The model could be expanded, either by adding another pair of 5.25-inch floppy disk drives, and it could also support either an additional pair of RX01 or RX02 8-inch floppy disk drives or a Winchester disk. It can also have a coprocessor board added, to allow it to run CP/M. There was a choice of three coprocessor boards, one with a Z80 and 64 KB RAM, and a choice of two boards with both a Z80 and an Intel 8086, the difference being that they had either 256 KB or 512 KB RAM. Manufacture ceased in 1986. It was superseded by the DECmate III, introduced in 1984.

== DECmate III ==
This was introduced in 1984. It had a smaller system case, color monitor, 8 MHz clock, two 5.25-inch RX50 floppy disk drives, 32 KB user RAM, 32 KB system RAM. It was also known as the PC238.

== DECmate III+ ==
This was introduced in 1985 and withdrawn in 1990. It included a hard disk controller as part of the basic configuration.
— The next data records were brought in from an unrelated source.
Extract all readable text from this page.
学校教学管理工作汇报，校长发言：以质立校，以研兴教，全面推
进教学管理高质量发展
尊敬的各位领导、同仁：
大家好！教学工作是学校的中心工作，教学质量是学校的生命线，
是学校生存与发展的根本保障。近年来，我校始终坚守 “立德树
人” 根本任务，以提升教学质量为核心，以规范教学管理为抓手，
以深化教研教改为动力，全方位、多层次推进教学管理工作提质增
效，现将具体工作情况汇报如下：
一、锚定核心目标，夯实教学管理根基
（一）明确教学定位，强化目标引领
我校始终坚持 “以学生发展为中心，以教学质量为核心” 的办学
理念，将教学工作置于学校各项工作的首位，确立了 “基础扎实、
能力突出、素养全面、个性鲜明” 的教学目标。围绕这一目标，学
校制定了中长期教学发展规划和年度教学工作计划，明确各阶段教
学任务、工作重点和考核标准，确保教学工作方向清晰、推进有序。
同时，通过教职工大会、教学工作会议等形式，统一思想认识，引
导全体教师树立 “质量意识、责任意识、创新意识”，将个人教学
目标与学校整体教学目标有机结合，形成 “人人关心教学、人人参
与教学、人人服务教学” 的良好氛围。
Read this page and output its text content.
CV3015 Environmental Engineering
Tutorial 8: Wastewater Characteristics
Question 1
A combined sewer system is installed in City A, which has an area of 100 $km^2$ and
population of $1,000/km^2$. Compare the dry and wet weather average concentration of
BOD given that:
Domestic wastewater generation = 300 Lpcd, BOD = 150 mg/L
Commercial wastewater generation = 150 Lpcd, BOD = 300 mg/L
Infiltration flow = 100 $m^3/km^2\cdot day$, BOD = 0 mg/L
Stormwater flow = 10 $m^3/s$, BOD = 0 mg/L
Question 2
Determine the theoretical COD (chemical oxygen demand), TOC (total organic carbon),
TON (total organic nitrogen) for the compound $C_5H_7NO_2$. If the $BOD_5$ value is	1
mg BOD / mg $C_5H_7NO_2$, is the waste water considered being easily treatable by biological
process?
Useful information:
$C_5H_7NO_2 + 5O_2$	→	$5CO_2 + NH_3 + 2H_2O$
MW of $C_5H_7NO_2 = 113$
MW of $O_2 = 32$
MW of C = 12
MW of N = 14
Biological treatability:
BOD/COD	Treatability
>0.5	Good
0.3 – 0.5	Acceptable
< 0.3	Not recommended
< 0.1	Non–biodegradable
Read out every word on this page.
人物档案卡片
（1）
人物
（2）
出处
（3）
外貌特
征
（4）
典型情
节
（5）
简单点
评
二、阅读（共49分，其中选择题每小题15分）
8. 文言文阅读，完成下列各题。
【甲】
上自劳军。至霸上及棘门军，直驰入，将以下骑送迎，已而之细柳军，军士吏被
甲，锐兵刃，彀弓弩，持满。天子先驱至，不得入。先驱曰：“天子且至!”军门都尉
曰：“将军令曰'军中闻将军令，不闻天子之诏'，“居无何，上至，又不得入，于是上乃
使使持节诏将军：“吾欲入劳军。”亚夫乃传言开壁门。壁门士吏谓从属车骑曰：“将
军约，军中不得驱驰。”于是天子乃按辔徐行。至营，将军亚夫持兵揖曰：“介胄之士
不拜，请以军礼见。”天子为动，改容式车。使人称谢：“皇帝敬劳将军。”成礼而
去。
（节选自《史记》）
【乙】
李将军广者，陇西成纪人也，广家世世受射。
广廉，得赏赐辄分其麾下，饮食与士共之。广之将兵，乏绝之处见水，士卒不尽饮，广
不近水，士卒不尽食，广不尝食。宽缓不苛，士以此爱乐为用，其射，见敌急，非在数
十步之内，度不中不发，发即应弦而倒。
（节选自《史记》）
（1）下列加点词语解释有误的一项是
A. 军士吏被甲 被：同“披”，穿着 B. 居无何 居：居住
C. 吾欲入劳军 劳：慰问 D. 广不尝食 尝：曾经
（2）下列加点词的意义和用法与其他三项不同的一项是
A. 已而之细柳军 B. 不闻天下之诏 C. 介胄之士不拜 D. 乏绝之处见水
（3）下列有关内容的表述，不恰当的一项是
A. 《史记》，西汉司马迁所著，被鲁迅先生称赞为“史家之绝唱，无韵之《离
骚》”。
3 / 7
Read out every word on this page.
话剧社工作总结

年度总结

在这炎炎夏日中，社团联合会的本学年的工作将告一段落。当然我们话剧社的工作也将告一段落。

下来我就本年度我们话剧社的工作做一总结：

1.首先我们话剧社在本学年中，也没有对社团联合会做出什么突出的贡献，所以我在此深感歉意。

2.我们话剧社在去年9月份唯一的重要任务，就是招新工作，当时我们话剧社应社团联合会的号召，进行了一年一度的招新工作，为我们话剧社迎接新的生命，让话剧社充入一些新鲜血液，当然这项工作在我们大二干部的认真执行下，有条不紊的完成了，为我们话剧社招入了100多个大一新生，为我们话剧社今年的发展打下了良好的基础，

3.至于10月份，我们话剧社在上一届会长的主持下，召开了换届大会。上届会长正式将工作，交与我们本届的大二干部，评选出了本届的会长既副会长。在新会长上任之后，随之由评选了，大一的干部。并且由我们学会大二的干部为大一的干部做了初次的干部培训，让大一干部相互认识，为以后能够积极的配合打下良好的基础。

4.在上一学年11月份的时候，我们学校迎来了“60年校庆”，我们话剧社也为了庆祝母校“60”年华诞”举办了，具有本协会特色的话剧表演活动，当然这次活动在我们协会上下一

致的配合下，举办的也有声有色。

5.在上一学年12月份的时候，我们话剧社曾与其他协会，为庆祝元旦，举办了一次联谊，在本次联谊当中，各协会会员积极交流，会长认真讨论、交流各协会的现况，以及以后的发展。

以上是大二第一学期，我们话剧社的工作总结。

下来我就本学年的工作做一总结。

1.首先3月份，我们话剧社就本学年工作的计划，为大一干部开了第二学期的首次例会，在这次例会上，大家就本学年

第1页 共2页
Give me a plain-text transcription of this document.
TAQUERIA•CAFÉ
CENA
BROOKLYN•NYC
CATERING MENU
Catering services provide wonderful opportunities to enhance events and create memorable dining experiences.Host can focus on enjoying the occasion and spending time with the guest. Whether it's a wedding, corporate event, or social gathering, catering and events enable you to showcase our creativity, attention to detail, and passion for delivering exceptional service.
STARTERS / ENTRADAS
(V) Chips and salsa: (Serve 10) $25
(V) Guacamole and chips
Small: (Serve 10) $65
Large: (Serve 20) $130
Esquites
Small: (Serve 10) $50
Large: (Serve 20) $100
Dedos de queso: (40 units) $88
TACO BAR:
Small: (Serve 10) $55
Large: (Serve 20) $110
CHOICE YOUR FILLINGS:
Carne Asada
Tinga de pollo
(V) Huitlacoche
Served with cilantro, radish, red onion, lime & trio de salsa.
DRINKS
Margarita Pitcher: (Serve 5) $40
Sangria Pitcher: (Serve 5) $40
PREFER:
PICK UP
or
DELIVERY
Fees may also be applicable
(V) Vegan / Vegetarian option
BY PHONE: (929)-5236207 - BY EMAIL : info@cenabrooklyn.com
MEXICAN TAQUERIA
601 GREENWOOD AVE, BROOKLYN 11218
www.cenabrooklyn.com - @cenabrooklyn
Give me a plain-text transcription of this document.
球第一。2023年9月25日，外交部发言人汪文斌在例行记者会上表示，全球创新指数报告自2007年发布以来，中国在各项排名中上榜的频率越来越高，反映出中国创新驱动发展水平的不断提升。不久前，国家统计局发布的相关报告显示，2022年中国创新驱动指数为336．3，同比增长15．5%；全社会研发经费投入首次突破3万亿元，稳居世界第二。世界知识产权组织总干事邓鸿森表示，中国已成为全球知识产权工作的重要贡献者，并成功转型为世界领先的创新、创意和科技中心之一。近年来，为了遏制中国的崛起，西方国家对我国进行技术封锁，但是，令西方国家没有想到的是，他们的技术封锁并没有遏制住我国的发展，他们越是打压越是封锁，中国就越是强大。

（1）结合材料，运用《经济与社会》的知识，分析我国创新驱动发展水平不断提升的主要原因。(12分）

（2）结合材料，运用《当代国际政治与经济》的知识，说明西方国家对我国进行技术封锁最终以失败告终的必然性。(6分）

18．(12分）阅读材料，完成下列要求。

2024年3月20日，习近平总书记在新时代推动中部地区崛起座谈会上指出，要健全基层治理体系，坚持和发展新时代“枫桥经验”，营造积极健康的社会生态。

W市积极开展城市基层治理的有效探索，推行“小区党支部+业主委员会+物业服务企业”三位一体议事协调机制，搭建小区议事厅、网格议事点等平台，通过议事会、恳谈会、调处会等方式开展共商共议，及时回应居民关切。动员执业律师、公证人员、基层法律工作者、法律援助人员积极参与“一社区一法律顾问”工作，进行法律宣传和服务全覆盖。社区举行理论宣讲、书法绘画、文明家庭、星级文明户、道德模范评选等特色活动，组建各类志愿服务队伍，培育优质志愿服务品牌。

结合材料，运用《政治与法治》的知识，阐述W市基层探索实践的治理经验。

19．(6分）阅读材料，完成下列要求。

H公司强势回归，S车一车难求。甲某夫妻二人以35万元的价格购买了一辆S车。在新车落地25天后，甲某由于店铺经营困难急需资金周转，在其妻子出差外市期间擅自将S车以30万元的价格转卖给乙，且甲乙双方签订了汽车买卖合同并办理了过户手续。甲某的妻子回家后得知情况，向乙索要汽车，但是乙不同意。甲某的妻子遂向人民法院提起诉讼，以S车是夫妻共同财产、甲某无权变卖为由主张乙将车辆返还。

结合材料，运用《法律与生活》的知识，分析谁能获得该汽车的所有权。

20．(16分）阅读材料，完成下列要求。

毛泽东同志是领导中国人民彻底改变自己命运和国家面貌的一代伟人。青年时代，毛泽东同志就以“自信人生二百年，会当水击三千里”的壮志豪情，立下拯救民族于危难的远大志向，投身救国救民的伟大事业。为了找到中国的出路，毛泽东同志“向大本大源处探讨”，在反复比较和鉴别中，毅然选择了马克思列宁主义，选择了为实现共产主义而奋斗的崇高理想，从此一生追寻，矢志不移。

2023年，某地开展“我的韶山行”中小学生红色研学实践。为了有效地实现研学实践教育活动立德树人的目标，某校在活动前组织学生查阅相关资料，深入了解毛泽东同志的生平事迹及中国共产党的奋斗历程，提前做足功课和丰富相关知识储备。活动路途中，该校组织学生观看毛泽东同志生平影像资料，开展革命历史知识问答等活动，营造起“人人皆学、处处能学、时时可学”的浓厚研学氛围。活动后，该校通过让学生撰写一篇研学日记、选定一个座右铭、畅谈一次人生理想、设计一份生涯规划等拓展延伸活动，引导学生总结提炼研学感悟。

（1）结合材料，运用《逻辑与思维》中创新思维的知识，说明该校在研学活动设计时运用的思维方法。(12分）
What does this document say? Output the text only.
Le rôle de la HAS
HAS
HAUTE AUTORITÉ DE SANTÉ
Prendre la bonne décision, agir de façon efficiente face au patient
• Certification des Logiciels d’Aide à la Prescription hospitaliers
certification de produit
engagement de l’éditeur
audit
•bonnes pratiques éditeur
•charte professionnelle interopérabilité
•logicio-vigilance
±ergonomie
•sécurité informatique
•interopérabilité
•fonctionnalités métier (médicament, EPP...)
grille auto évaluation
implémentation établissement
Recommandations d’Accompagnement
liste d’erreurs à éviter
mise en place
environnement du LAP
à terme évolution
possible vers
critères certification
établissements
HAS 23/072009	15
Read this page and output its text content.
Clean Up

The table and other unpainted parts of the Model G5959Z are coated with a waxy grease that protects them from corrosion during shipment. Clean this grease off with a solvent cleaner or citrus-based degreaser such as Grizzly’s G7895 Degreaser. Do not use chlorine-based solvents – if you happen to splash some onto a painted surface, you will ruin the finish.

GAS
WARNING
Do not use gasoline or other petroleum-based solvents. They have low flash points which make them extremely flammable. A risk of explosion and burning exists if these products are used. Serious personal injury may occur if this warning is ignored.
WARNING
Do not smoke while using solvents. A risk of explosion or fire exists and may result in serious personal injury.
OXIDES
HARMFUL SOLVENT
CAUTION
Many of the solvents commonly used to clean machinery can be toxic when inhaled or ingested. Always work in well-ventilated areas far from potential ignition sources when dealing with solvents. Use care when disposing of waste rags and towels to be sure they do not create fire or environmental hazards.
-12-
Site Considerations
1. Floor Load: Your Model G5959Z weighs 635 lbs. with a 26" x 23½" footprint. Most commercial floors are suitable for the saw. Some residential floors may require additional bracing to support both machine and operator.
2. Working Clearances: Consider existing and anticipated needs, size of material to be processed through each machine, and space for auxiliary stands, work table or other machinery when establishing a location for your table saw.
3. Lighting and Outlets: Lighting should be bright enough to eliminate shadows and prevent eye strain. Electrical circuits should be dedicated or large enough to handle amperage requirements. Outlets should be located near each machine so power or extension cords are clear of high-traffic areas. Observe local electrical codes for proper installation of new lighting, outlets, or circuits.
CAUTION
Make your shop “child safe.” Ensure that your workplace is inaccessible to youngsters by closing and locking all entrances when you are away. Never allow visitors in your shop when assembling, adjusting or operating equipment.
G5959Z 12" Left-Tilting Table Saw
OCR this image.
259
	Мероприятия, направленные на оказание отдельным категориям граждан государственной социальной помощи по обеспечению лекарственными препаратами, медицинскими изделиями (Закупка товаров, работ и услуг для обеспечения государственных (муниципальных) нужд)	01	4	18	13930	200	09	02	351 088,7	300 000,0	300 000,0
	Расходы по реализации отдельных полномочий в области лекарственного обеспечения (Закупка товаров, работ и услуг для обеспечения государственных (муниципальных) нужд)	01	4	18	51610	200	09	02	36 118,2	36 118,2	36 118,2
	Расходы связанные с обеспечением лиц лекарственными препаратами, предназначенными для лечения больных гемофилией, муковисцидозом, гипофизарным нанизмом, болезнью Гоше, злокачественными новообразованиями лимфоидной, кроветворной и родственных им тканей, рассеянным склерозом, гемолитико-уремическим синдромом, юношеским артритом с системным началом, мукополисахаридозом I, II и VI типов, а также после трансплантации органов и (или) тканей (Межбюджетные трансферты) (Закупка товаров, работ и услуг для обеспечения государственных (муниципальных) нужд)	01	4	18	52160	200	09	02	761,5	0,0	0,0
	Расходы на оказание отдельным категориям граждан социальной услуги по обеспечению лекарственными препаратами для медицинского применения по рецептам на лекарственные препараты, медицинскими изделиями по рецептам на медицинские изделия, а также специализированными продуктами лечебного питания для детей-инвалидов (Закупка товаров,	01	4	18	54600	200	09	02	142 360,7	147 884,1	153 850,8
Otherwise, it was very similar to the DECmate III. It was also known as the PC24P.

== PDP-8 compatibility==
The DECmates were acceptable for word-processing, but due to various hardware quirks, were somewhat incompatible with many existing PDP-8 programs, largely eliminating one potential advantage of the DECmate series over the IBM PC systems. The I/O interfaces worked slightly differently, which meant that most existing user and system programs could not detect Control-C and exit reliably. Every program, both user and system, had to be patched to fix this anomaly. Additionally, the CPU and screen update speeds were noticeably slower than the older PDP-8 systems.